Auto-LaTeX Equationsアドオンで数式を変換する手順
このアドオンは、Googleドキュメント内でLaTeX数式コードを入力し、レンダリング表示するものです。最終的にLaTeX文書に貼り付ける際もコードのまま利用できます。
- アドオンをインストールする
Googleドキュメントを開き、メニューから「拡張機能」→「アドオン」→「アドオンを入手」をクリックします。検索窓で「Auto-LaTeX Equations」と検索し、インストールします。必要な権限を許可してください。 - 数式をLaTeXコードで入力する
ドキュメント内で数式を記述したい場所に、\( ... \)(インライン数式)または\[ ... \](ディスプレイ数式)で囲んでLaTeXコードを書きます。例えば\int_{0}^{\infty} e^{-x^2} dxなどです。 - 自動レンダリングを確認する
「拡張機能」→「Auto-LaTeX Equations」→「Start」をクリックすると、コードが数式画像に変換されて表示されます。この状態でファイルをそのままLaTeX文書にコピーすると、コード部分だけが残ります。 - LaTeX文書に貼り付ける
変換したい部分をコピーし、お使いのLaTeXエディタ(Overleafなど)に貼り付けます。画像数式は無視してコードだけがコピーされるので、そのままコンパイル可能です。

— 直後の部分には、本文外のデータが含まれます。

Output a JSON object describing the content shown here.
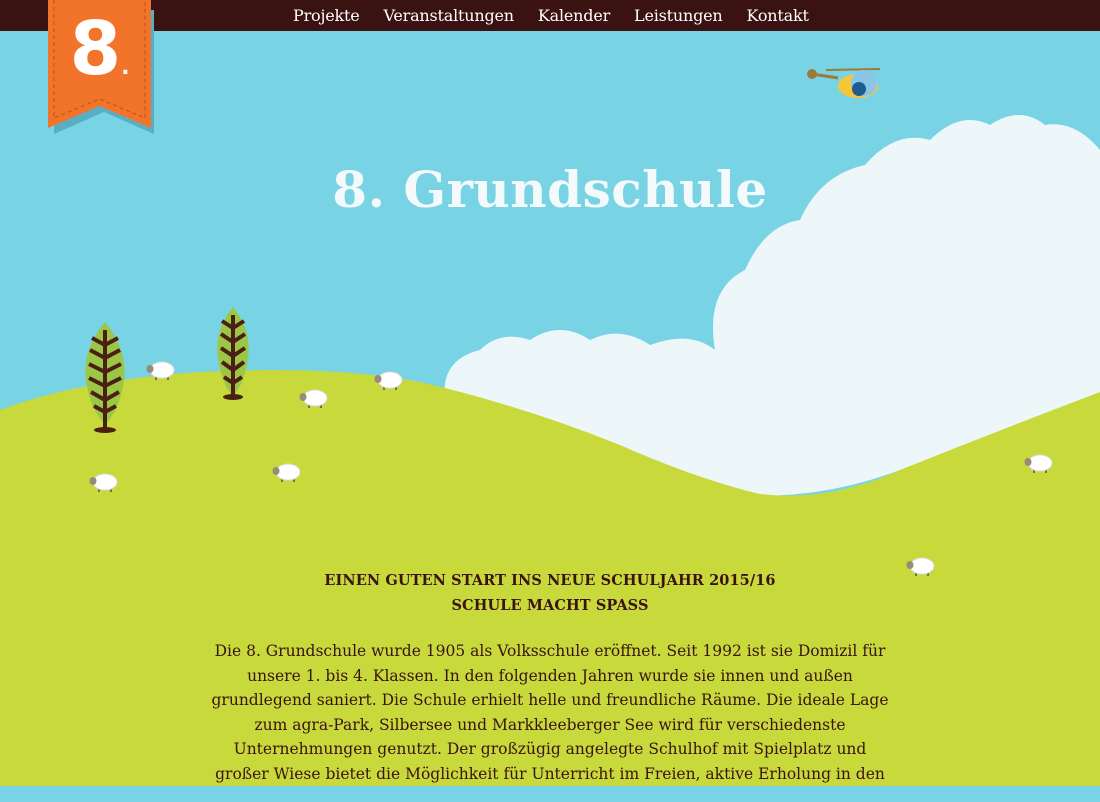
{
  "brand": {
    "logo_number": "8",
    "logo_dot": ".",
    "ribbon_color": "#f2742a",
    "ribbon_shadow": "#5aaec4"
  },
  "nav": {
    "items": [
      "Projekte",
      "Veranstaltungen",
      "Kalender",
      "Leistungen",
      "Kontakt"
    ]
  },
  "hero": {
    "title": "8. Grundschule"
  },
  "content": {
    "headline1": "EINEN GUTEN START INS NEUE SCHULJAHR 2015/16",
    "headline2": "SCHULE MACHT SPASS",
    "intro_lines": [
      "Die 8. Grundschule wurde 1905 als Volksschule eröffnet. Seit 1992 ist sie Domizil für",
      "unsere 1. bis 4. Klassen. In den folgenden Jahren wurde sie innen und außen",
      "grundlegend saniert. Die Schule erhielt helle und freundliche Räume. Die ideale Lage",
      "zum agra-Park, Silbersee und Markkleeberger See wird für verschiedenste",
      "Unternehmungen genutzt. Der großzügig angelegte Schulhof mit Spielplatz und",
      "großer Wiese bietet die Möglichkeit für Unterricht im Freien, aktive Erholung in den"
    ]
  },
  "colors": {
    "nav_bg": "#3a1212",
    "sky": "#78d4e4",
    "cloud": "#edf7f9",
    "grass": "#c8d93c",
    "text": "#3a1212",
    "tree_dark": "#4a1f14",
    "tree_light": "#9cc646"
  },
  "decor": [
    "helicopter-icon",
    "cloud",
    "tree-icon",
    "tree-icon",
    "sheep-icon"
  ]
}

MarkdownエクスポートとPandocで全文を変換する手順
この方法はドキュメント全体を一度にLaTeXに変換したい場合に適しています。GoogleドキュメントをMarkdown形式でエクスポートし、PandocというコマンドラインツールでLaTeXに変換します。

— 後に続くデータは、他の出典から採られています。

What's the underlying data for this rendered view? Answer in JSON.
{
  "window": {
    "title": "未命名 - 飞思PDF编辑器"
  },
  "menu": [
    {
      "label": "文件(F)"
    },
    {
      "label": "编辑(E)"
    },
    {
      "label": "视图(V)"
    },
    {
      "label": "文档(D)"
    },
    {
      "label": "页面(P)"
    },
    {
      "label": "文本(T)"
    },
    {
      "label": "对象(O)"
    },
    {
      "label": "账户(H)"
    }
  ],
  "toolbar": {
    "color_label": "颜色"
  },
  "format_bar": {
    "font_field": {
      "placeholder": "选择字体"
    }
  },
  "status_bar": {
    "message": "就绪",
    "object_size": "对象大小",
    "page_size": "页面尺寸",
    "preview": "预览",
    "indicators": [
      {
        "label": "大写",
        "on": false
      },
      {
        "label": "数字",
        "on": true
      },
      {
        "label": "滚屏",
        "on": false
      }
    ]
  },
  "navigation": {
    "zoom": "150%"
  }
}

- GoogleドキュメントをMarkdownでダウンロードする
Googleドキュメントを開き、「ファイル」→「ダウンロード」→「Markdown(.md)」を選択します。Markdownファイルがローカルに保存されます。 - Pandocをインストールする
Pandoc(https://pandoc.org)からお使いのOSに合わせたインストーラをダウンロードしてインストールします。またはターミナルでsudo apt install pandoc(Linux)やbrew install pandoc(Mac)でもインストール可能です。 - ターミナルで変換コマンドを実行する
ターミナルまたはコマンドプロンプトを開き、Markdownファイルがあるディレクトリに移動します。以下のコマンドを実行してください。pandoc ファイル名.md -o 出力ファイル名.tex
例えばpandoc paper.md -o paper.texとすると、LaTeXファイルが生成されます。 - 生成されたLaTeXファイルを確認する
出力された.texファイルをLaTeXエディタで開き、必要に応じてプリアンブルやパッケージの調整を行います。Pandocは標準的なLaTeX文書を生成しますが、特殊なレイアウトは手動修正が必要です。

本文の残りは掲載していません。